As the data in this paper demonstrate, when it is time to vote out a woman at an early Tribal Council, women of color are disproportionately scapegoated for poor challenge performance or dissonance around camp life, which many believes correlates to weak challenge efforts due to lack of teamwork. In his article about Survivor’s problematic depictions of women, Matthew Jent articulates this trend, musing “Time and again, there’s ‘just something about’ the African-American women of Survivor that makes them an early target for being voted out.[26] This ties back to a central theme: The impact of biases toward black women based on the idea of the role they might play as loud and confrontational. Therefore, they are often the first to be pointed to as a liability or a problem to the tribe, sometimes through no fault of their own. A clear example is Francesca Hogi, who was the first person voted out on two seasons, Survivor: Redemption Island, and Survivor: Caramoan, despite the fact that the audience was given no real reason as to why she was voted out either time.

While challenges are a large part of the early advantage that men receive in the game, there are continuing effects of sexism that pervade into the game. An idea that is often brought up in Survivor is that of playing the game with honor and integrity. While many dismiss it as antiquated, as Survivor requires deception, it still returns through every phase of the game. The gender difference in respect is discernible through very common elements on the show, what journalists like Linda Holmes would describe as “wallpaper sexism,”[27] such as referring to women collectively, no matter their ages, as “the girls” in every season, or the fact that women are clothed in bikinis though that is clearly impractical garb for a very physical game (producers generally choose what contestants wear).

Respect is necessary at the beginning of the game in that the respect of your tribe as a leader and a team player makes it less likely that you will be voted out until the merge. Respect at the end of the game means that people will vote for you at Final Tribal Council. Respect, or the idea that one “deserves to be there” at the end of the game, is often highly gendered. Since the dawn of Survivor back in Borneo, the tradition of berating women at Final Tribal Council has held strong. Of course, some men are publicly insulted at Final Tribal Council as well, but the way that women, and mothers in particular, are humiliated takes a specific tone. Mothers are held to a different standard in Survivor, one in which they are chastised far more cruelly for lying or deceiving than any other demographic. A mother is often thrust into the position of role model, even if she did not consent to it, and is therefore blamed far more harshly for playing the game the same as any other. As a result, only one woman over 40 has ever won the game, despite it being fairly common for members of this group to get to the Final Tribal Council.

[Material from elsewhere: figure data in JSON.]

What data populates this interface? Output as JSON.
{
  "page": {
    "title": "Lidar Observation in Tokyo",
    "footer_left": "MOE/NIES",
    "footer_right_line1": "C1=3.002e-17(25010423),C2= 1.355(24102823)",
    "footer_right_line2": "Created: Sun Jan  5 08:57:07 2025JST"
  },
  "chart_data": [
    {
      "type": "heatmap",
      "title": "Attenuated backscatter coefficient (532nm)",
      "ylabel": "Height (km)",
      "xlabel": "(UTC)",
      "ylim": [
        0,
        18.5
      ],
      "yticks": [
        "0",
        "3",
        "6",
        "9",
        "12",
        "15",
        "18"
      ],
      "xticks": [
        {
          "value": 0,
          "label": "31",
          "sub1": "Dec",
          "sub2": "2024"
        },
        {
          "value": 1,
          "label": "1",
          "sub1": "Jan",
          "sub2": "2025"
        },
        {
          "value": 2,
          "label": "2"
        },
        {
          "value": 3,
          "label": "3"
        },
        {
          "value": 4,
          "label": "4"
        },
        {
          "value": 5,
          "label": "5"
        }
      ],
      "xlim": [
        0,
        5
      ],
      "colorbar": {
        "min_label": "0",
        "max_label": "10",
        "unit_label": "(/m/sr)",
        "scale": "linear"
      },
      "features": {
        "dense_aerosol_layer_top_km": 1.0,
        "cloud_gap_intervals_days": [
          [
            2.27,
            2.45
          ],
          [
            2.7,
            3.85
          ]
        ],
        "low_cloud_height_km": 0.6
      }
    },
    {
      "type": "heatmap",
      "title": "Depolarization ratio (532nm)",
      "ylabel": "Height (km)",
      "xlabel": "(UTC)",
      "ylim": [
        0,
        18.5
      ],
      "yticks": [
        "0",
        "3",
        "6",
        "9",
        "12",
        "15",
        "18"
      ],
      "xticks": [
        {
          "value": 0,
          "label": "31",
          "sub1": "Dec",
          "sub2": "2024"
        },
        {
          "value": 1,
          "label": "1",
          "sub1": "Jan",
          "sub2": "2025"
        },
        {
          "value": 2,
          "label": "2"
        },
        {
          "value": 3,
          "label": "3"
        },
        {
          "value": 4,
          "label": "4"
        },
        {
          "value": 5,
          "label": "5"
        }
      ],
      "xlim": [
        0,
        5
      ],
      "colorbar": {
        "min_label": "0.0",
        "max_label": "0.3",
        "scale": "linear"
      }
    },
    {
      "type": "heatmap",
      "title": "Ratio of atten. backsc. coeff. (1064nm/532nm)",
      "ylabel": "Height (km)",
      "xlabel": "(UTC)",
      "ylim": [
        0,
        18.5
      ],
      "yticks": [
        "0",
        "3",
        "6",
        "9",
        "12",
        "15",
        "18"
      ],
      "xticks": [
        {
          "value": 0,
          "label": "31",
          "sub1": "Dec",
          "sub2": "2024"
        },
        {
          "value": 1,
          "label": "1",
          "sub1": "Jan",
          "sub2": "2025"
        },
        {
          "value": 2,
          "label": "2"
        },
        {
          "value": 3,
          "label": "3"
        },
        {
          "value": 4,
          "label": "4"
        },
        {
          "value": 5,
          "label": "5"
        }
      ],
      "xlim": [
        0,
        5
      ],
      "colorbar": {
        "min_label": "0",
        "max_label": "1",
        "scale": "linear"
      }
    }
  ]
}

There are many examples of mothers being completely undermined at Tribal Council, including several seasons in the modern era, Caramoan, Blood vs. Water, San Juan del Sur, and Worlds Apart in which mothers at the end of the game received one or no votes at the Final Tribal Council. These Final Tribal Councils featured the jury hurling insults at the finalists that were mothers, often in a way that condemned their behavior in the game for being either too passive or too manipulative, both of which, as discussed in this paper, are behaviors highly informed by gender in the context of the game; passivity is often a result of women being condemned for playing too aggressively, and manipulation is a necessary element of the game that mothers are disproportionately punished for. This demonstrates a gender bias not reflected in the data: The intersection of ageism and sexism. If older women are able to survive the early tribal councils (at which they are frequently a target), it is very difficult to win, a challenge that older men do not face in the same way. The phenomenon of respect being more elusive to women is not unique to Survivor, and it encompasses race bias as well as gender bias. As John Scalzi described in a famous blog post about sexism in reality TV, “In the role playing game known as The Real World, ‘Straight White Male’ is the lowest difficulty setting there is.”[28]